Unique opportunities seen for Qatar Islamic banks as regional markets open up
Business administration faculty members John O’Brien and Fuad Farooqi look ahead to opportunities for Islamic banking as COVID-19 pandemic restrictions begin to lift.
The market is expecting that Islamic banks in Qatar do have some unique opportunities for attracting Islamic business to the country, especially now that the regional markets are opening up for business again, according to experts from Carnegie Mellon University in Qatar (CMU-Q).
In a statement to Gulf Times, John O’Brien, senior associate dean, faculty and outreach, and associate professor of accounting and experimental economics, and Fuad Farooqi, area head, business administration, and associate teaching professor, finance, cited information gathered from Qatar Security Market Analytics Research and Teaching Laboratory (Q-SmartLab) at CMU-Q.
“Qatar is unique in the sense that it has separated out the two banking sectors: Islamic and conventional. This immediately provides the advantage of allowing each sub-sector to focus on its comparative advantages.
“Currently, if we look at the market-implied expected growth numbers, we can see that the Islamic banks are expected to grow faster than conventional banks,” according to the experts.
On growth prospects of “specialized Islamic banks,” and their participation in attracting more international companies to Qatar, they said, “it can be argued that the venture capital sector is really at the heart of Islamic finance.”
Citing ‘Musharika’ and ‘Mudaraba’ transactions, they said both are risk-sharing models where a capital owner partners with an entrepreneur to launch a business. With a growing startup sector in Qatar, the experts said “there is tremendous potential for Islamic financial structures to support these businesses.”

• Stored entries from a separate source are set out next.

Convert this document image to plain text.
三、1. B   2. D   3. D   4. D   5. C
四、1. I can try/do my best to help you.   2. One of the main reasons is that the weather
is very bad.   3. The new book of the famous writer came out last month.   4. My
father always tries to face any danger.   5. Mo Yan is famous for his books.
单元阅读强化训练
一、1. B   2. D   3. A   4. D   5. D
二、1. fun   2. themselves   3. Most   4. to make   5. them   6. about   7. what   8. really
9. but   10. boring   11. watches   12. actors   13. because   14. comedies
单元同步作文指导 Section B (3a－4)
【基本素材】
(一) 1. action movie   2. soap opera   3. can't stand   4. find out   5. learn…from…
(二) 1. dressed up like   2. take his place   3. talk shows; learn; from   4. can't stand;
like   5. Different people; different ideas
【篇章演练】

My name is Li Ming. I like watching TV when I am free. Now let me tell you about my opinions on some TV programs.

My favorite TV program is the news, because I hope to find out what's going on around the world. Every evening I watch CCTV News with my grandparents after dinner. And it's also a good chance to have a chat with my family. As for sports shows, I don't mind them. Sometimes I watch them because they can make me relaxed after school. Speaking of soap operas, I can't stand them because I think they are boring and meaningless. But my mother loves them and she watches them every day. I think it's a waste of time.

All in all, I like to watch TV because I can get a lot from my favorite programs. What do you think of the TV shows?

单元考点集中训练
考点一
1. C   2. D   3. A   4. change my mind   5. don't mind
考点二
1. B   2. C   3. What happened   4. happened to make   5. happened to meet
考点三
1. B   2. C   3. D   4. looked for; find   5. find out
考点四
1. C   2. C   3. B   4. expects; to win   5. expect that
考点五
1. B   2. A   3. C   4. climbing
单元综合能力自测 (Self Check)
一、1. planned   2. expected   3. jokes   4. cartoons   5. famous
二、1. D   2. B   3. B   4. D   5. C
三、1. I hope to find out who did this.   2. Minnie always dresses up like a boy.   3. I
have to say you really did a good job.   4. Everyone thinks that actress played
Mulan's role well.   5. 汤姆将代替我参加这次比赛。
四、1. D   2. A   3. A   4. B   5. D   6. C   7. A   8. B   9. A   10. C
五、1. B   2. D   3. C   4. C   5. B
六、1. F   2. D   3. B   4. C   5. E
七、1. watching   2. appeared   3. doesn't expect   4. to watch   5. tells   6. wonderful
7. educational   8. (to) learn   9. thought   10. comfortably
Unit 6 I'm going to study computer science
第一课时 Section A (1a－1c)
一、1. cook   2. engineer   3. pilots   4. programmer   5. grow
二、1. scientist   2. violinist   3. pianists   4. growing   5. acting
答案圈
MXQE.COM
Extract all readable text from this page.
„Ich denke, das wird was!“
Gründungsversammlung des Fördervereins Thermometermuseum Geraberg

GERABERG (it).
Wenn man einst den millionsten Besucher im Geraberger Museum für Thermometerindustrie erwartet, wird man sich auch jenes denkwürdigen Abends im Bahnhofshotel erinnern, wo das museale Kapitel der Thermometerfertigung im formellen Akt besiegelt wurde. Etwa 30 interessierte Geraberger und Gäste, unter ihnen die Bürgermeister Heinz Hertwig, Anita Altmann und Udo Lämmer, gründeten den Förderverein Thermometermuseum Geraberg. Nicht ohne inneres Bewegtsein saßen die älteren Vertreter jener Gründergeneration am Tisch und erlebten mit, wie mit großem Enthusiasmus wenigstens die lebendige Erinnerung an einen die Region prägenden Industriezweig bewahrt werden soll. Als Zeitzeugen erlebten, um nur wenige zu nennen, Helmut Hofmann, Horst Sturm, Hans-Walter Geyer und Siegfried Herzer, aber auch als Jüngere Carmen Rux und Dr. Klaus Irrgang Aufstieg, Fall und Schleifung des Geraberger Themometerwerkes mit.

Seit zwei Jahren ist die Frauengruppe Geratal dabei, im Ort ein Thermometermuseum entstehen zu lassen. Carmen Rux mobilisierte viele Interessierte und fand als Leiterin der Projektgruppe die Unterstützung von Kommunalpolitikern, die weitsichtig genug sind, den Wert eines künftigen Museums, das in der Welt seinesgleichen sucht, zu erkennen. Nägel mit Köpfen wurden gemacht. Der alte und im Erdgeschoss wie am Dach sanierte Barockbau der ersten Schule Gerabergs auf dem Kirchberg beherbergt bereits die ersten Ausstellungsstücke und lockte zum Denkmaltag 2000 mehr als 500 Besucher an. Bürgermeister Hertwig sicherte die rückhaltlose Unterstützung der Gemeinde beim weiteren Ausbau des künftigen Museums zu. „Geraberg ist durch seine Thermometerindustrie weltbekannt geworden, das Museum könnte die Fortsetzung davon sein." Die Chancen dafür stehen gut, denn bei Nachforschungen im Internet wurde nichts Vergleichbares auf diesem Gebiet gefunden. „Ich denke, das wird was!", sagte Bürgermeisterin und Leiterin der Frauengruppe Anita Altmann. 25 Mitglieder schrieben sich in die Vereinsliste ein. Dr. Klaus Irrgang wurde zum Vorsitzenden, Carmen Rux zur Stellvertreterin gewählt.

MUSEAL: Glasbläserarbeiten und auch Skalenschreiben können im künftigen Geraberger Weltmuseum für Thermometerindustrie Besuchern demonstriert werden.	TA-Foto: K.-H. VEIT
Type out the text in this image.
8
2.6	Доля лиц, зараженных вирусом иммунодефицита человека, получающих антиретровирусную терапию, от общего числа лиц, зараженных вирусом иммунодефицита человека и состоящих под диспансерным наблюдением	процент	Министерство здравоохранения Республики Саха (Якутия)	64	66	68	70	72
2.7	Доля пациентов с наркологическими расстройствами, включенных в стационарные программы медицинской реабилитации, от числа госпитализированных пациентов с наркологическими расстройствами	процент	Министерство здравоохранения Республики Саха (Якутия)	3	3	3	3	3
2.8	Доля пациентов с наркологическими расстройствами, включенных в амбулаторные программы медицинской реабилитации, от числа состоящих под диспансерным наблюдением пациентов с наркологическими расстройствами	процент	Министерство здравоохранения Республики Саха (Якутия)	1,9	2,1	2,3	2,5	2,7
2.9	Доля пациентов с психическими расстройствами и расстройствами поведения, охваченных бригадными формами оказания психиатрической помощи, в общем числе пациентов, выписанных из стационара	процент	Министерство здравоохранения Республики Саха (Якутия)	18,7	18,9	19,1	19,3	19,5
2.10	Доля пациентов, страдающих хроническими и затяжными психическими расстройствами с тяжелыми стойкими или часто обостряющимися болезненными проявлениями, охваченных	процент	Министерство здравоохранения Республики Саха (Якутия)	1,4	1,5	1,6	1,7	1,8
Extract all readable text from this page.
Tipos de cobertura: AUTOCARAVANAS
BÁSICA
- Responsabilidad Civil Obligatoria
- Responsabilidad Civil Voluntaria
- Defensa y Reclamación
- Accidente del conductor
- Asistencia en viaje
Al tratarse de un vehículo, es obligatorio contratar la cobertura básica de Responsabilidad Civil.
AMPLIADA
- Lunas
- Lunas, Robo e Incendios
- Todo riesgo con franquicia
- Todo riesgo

On the impact of Covid-19 on the growth Islamic finance in 2020, they said there has been a significant decline in global GDP as a result of the pandemic and the government mitigation strategies to control the health crisis.
According to O’Brien and Farooqi, the banking sector in general is expected to absorb this shock by providing liquidity to households in the economy. In particular, this shock has been disproportionally felt by low-income households, and that “all up these factors have hurt the growth of Islamic finance in 2020.”
Amid Covid-19, both experts shared their outlook for 2021: “Given that a number of countries are now battling a second wave of Covid-19, it is difficult to predict with any certainty when things will return to normal. However, looking at the price of Islamic assets and the growth rate implied by it, we are excited to see that markets remain quite confident about the sector outlook.
“This is not surprising given the inherent lower-risk business model of Islamic banks. Our research has also substantiated this view, as we found the Islamic banks to be lower risk along certain financial metrics. The Islamic finance business model creates a certain resilience in the firms and we expect most Islamic banks to successfully come out of the crisis.”